Ever meet anyone who says they're a
voracious reader, and then you find out that they read only junky
romance novels & tattoo magazines, but don't remember any of it
anyway? I've always been a voracious reader, with the gift/curse that
I seem to remember a lot of what I've seen. This doesn't just apply
only to bookish pursuits... I remember ephemera like adverts on
buildings, oddball labels, and other literary detritus. That's why
for as long as I can remember I've known that the oddly-shaped metal
thing used to measure feet is labeled a “Brannock Device”.
If you've ever bought shoes you know what a Brannock Device is, though you may not have ever thought of it as having a name. Charles Brannock invented the foot measuring device around 1925 (he built the prototype with an erector set) as an answer to the other unreliable gadgets of the day. His shoe store became known for offering the best fitting shoes, and demand for his device grew. Eventually he started a company in New York to manufacture his namesake device. The company continues to operate today in a factory not far from the original site, and they still sell the same Brannock that they always have.

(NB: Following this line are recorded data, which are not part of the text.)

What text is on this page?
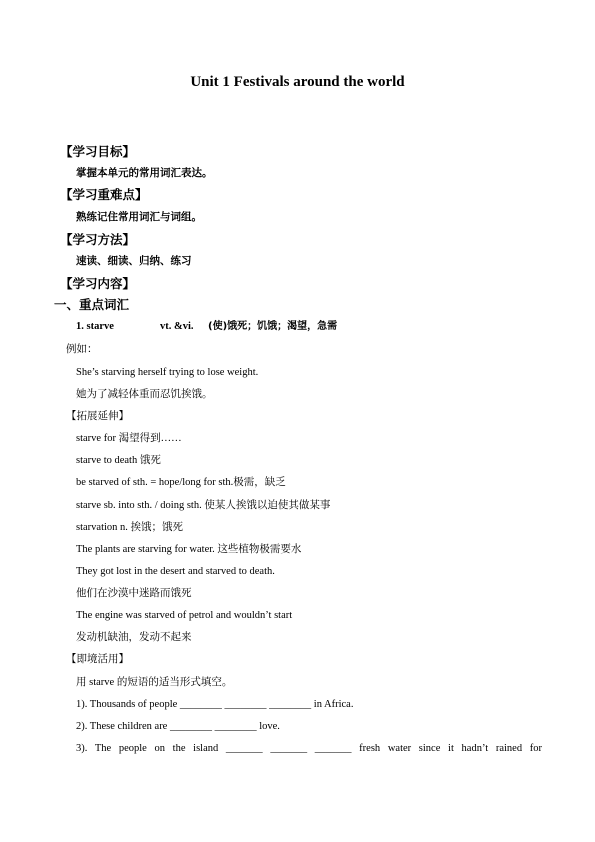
Unit 1 Festivals around the world
【学习目标】
掌握本单元的常用词汇表达。
【学习重难点】
熟练记住常用词汇与词组。
【学习方法】
速读、细读、归纳、练习
【学习内容】
一、重点词汇
1. starve	vt. &vi. (使)饿死；饥饿；渴望，急需
例如：
She’s starving herself trying to lose weight.
她为了减轻体重而忍饥挨饿。
【拓展延伸】
starve for 渴望得到……
starve to death 饿死
be starved of sth. = hope/long for sth.极需，缺乏
starve sb. into sth. / doing sth. 使某人挨饿以迫使其做某事
starvation n. 挨饿；饿死
The plants are starving for water. 这些植物极需要水
They got lost in the desert and starved to death.
他们在沙漠中迷路而饿死
The engine was starved of petrol and wouldn’t start
发动机缺油，发动不起来
【即境活用】
用 starve 的短语的适当形式填空。
1). Thousands of people ________ ________ ________ in Africa.
2). These children are ________ ________ love.
3). The people on the island _______ _______ _______ fresh water since it hadn’t rained for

In a story that typifies the mythic
“American dream”, an individual saw a need for an invention,
later realizing great success with it. In fact, there was never a
shoe size standard among footwear manufacturers before Brannock came
along. The part of the story that's hard to believe these days is
that the dream continues in the same way that it always has. The sturdy aluminum device is still built to last (retailers replace their
Brannocks every 15 years or so as the numbers wear out), the
manufacturer resisting temptation to maximize profits by offering a
shoddier product. Brannock devices are still manufactured in the USA,
and have changed surprisingly little in the last 80 years or so.
In this world of multi-national conglomerates and faceless giga-corporations, it's good to remind ourselves that there are still those areas of endeavor where a single person with a good idea can fill a niche and prosper. It's enheartening to know that there are still at least a few companies that live on by producing a high quality product using local labor.